The world is becoming increasingly electric and connected, transitioning towards a future powered by batteries and running on electronics that will require an ever-growing supply of critical minerals and materials. From the Ford F-150 Lightning to the F-35 fighter jet, these minerals and materials already power our most advanced technologies and nearly every facet of our everyday lives.


In the race to transition from a fossil-based to a minerals-based economy, the Biden Administration has been focused on semiconductors and battery materials. The passage of the Inflation Reduction Act, Infrastructure Act and CHIPS Act is providing an unprecedented influx of government funding to spur domestic manufacturing. This is especially true for dual-use minerals and materials needed for the green energy transition and defense applications.

However, there is much more at stake than just the lithium, cobalt, and nickel we hear about for EV batteries. 

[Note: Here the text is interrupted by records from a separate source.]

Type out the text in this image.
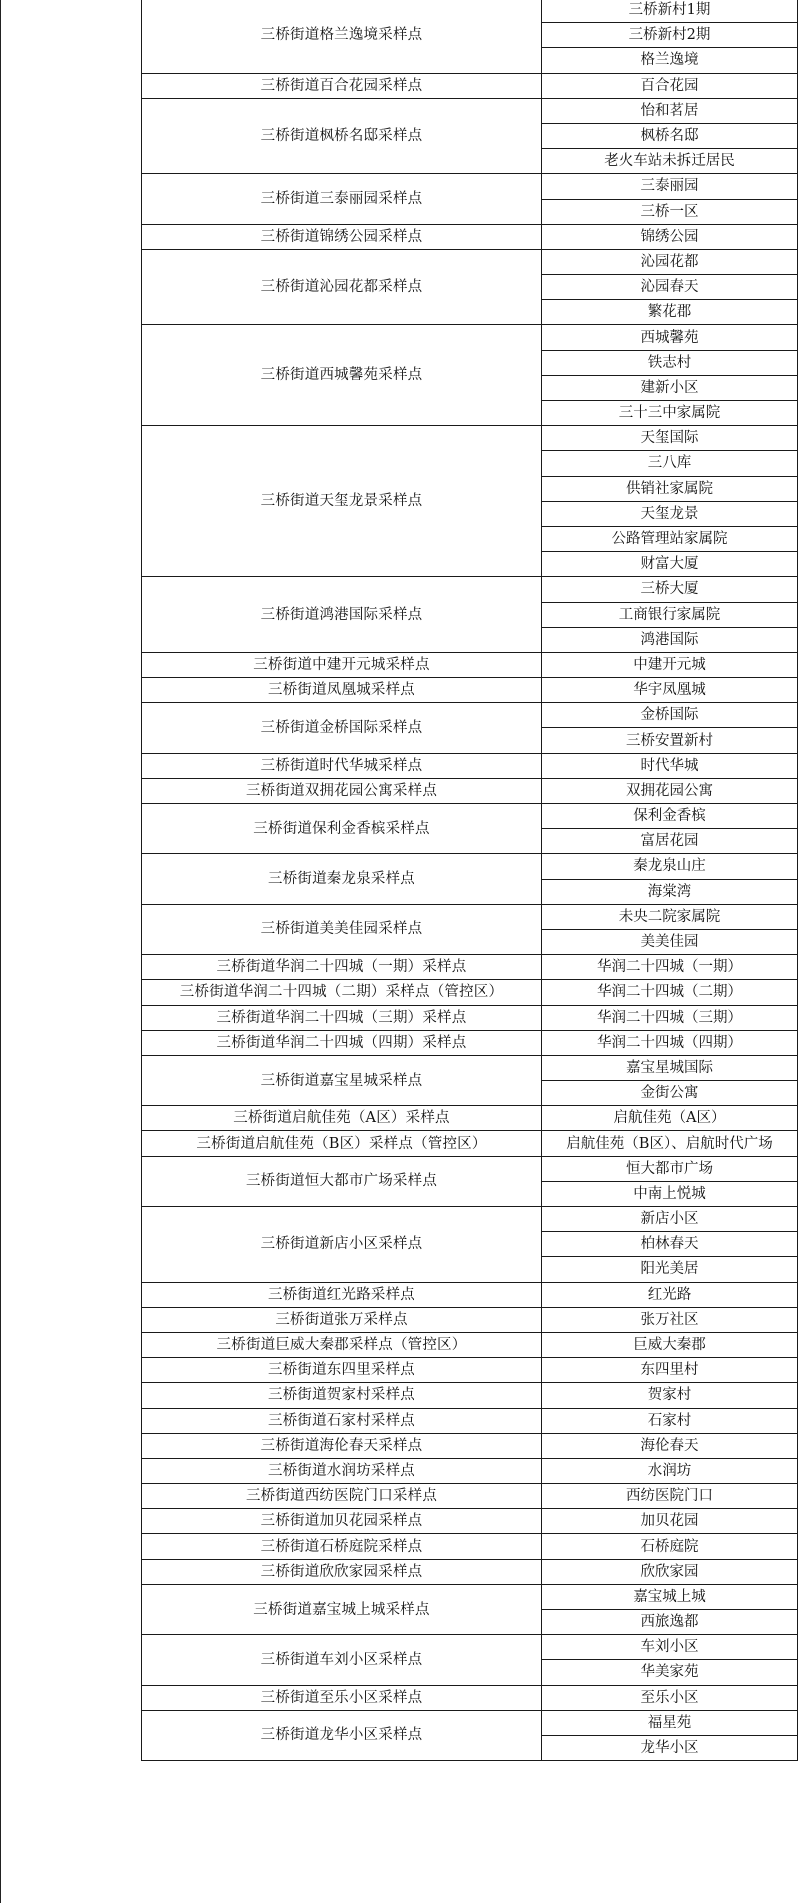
三桥街道格兰逸境采样点	三桥新村1期
	三桥新村2期
	格兰逸境
三桥街道百合花园采样点	百合花园
三桥街道枫桥名邸采样点	怡和茗居
	枫桥名邸
	老火车站未拆迁居民
三桥街道三泰丽园采样点	三泰丽园
	三桥一区
三桥街道锦绣公园采样点	锦绣公园
三桥街道沁园花都采样点	沁园花都
	沁园春天
	繁花郡
三桥街道西城馨苑采样点	西城馨苑
	铁志村
	建新小区
	三十三中家属院
三桥街道天玺龙景采样点	天玺国际
	三八库
	供销社家属院
	天玺龙景
	公路管理站家属院
	财富大厦
三桥街道鸿港国际采样点	三桥大厦
	工商银行家属院
	鸿港国际
三桥街道中建开元城采样点	中建开元城
三桥街道凤凰城采样点	华宇凤凰城
三桥街道金桥国际采样点	金桥国际
	三桥安置新村
三桥街道时代华城采样点	时代华城
三桥街道双拥花园公寓采样点	双拥花园公寓
三桥街道保利金香槟采样点	保利金香槟
	富居花园
三桥街道秦龙泉采样点	秦龙泉山庄
	海棠湾
三桥街道美美佳园采样点	未央二院家属院
	美美佳园
三桥街道华润二十四城（一期）采样点	华润二十四城（一期）
三桥街道华润二十四城（二期）采样点（管控区）	华润二十四城（二期）
三桥街道华润二十四城（三期）采样点	华润二十四城（三期）
三桥街道华润二十四城（四期）采样点	华润二十四城（四期）
三桥街道嘉宝星城采样点	嘉宝星城国际
	金街公寓
三桥街道启航佳苑（A区）采样点	启航佳苑（A区）
三桥街道启航佳苑（B区）采样点（管控区）	启航佳苑（B区）、启航时代广场
三桥街道恒大都市广场采样点	恒大都市广场
	中南上悦城
三桥街道新店小区采样点	新店小区
	柏林春天
	阳光美居
三桥街道红光路采样点	红光路
三桥街道张万采样点	张万社区
三桥街道巨威大秦郡采样点（管控区）	巨威大秦郡
三桥街道东四里采样点	东四里村
三桥街道贺家村采样点	贺家村
三桥街道石家村采样点	石家村
三桥街道海伦春天采样点	海伦春天
三桥街道水润坊采样点	水润坊
三桥街道西纺医院门口采样点	西纺医院门口
三桥街道加贝花园采样点	加贝花园
三桥街道石桥庭院采样点	石桥庭院
三桥街道欣欣家园采样点	欣欣家园
三桥街道嘉宝城上城采样点	嘉宝城上城
	西旅逸都
三桥街道车刘小区采样点	车刘小区
	华美家苑
三桥街道至乐小区采样点	至乐小区
三桥街道龙华小区采样点	福星苑
	龙华小区
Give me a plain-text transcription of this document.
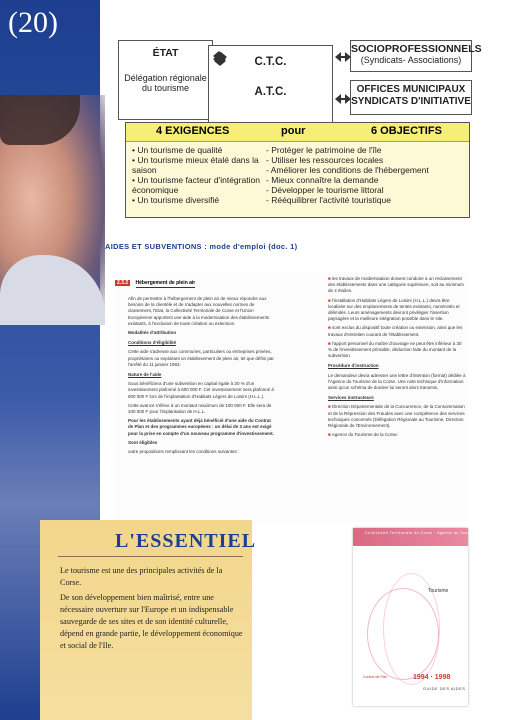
(20)
ÉTAT
Délégation régionale du tourisme
C.T.C.
A.T.C.
SOCIOPROFESSIONNELS
(Syndicats- Associations)
OFFICES MUNICIPAUX
SYNDICATS D'INITIATIVE
4 EXIGENCES	pour	6 OBJECTIFS
• Un tourisme de qualité
• Un tourisme mieux étalé dans la saison
• Un tourisme facteur d'intégration économique
• Un tourisme diversifié
- Protéger le patrimoine de l'île
- Utiliser les ressources locales
- Améliorer les conditions de l'hébergement
- Mieux connaître la demande
- Développer le tourisme littoral
- Rééquilibrer l'activité touristique
AIDES ET SUBVENTIONS : mode d'emploi (doc. 1)
2.3.2 Hébergement de plein air

Afin de permettre à l'hébergement de plein air de mieux répondre aux besoins de la clientèle et de s'adapter aux nouvelles normes de classement, l'Etat, la Collectivité Territoriale de Corse et l'Union Européenne apportent une aide à la modernisation des établissements existants, à l'exclusion de toute création ou extension.

Modalités d'attribution

Conditions d'éligibilité

Cette aide s'adresse aux communes, particuliers ou entreprises privées, propriétaires ou exploitant un établissement de plein air, tel que défini par l'arrêté du 11 janvier 1993.

Nature de l'aide

Sous bénéficiera d'une subvention en capital égale à 30 % d'un investissement plafonné à 600 000 F. Cet investissement sera plafonné à 800 000 F lors de l'implantation d'Habitats Légers de Loisirs (H.L.L.).

Cette avance s'élève à un montant maximum de 100 000 F. Elle sera de 340 000 F pour l'implantation de H.L.L.

Pour les établissements ayant déjà bénéficié d'une aide du Contrat de Plan et des programmes européens : un délai de 3 ans est exigé pour la prise en compte d'un nouveau programme d'investissement.

Sont éligibles

outre propositions remplissant les conditions suivantes :

■ les travaux de modernisation doivent conduire à un reclassement des établissements dans une catégorie supérieure, soit au minimum de 2 étoiles.

■ l'installation d'Habitats Légers de Loisirs (H.L.L.) devra être localisée sur des emplacements de tentes existants, numérotés et délimités. Leurs aménagements devront privilégier l'insertion paysagère et la meilleure intégration possible dans le site.

■ sont exclus du dispositif toute création ou extension, ainsi que les travaux d'entretien courant de l'établissement.

■ l'apport personnel du maître d'ouvrage ne peut être inférieur à 30 % de l'investissement primable, déduction faite du montant de la subvention.

Procédure d'instruction

Le demandeur devra adresser une lettre d'intention (format) dédiée à l'Agence du Tourisme de la Corse. Une note technique d'information ainsi qu'un schéma de dossier lui seront alors transmis.

Services instructeurs

■ Direction Départementale de la Concurrence, de la Consommation et de la Répression des Fraudes avec une compétence des services techniques concernés (Délégation Régionale au Tourisme, Direction Régionale de l'Environnement).

■ Agence du Tourisme de la Corse.

L'ESSENTIEL
Le tourisme est une des principales activités de la Corse.
De son développement bien maîtrisé, entre une nécessaire ouverture sur l'Europe et un indispensable sauvegarde de ses sites et de son identité culturelle, dépend en grande partie, le développement économique et social de l'Ile.
Collectivité Territoriale de Corse · Agence du Tourisme de la Corse
Tourisme
Contrat de Plan	1994 · 1998
GUIDE DES AIDES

The U.S. needs more copper for energy transmission and storage, more titanium for defense and aerospace applications, and more gallium to produce critical semiconductors. Not surprisingly, the U.S. is a net importer of copper, Russia is a leading producer of titanium, and China produces 98% of global primary gallium. These are just a handful of materials that are essential to the electrification of economies that have been the subject of supply chain coercion.

Just look at alumina, the key input for making aluminum.

Aluminum has long been critical to U.S. economic and national security, from electrical infrastructure to the aerospace, auto, and defense sectors. This metal will play a crucial role in decarbonizing the power, transportation, and building sectors. Meeting demand will allow the U.S. to meet its environmental commitments on an accelerated timeline. 

Before aluminum is utilized as an electric wire, a car door, or a solar panel, it must be transformed through a complicated production process. The first step is mining bauxite, found in plentiful reserves in Africa, Australia, and Brazil to meet world demand for another 100 years.

Next is crushing, heating, and refining that bauxite into alumina, which is then smelted, requiring a near-constant flow of energy, to produce aluminum. From there, that piece of virgin metal is processed several different ways to make a wide range of products, from airplanes to trucks to beverage cans to the foil in your kitchen drawer.

But there is no aluminum without alumina. With only one remaining domestic alumina refinery, the U.S. is at risk of a single-point failure for this critical material. 

When examining reindustrialization policies, it is crucial to evaluate supply chains in their entirety. Narratives surrounding aluminum production-both in industry and policy circles-tend to focus on the smelting process. However, the intermediate materials, like alumina, deserve as much attention as final products in conversations about supply chain resilience.

In the coming decade, where these minerals come from and how they are produced will have profound consequences on America’s national security and economic competitiveness. Being dependent on unreliable and hostile actors elevates the strategic imperative of avoiding new dependencies for the critical materials needed to power the green transition.

There is a tremendous opportunity to re-shore and ally-shore, especially from Canada, so the U.S. and its allies are not dependent on nations who do not share our interests. It is imperative that effective government intervention can ensure economic production and extraction critical minerals and materials to ensure supply chain resiliency for greater economic and national security benefits.

Policymakers should leverage the government’s purchasing power through procurement requirements to stimulate market growth for advanced manufactured goods produced using the latest technologies and innovations. Stimulating the necessary levels of capital investment through government support will ensure a globally competitive U.S. heavy industry.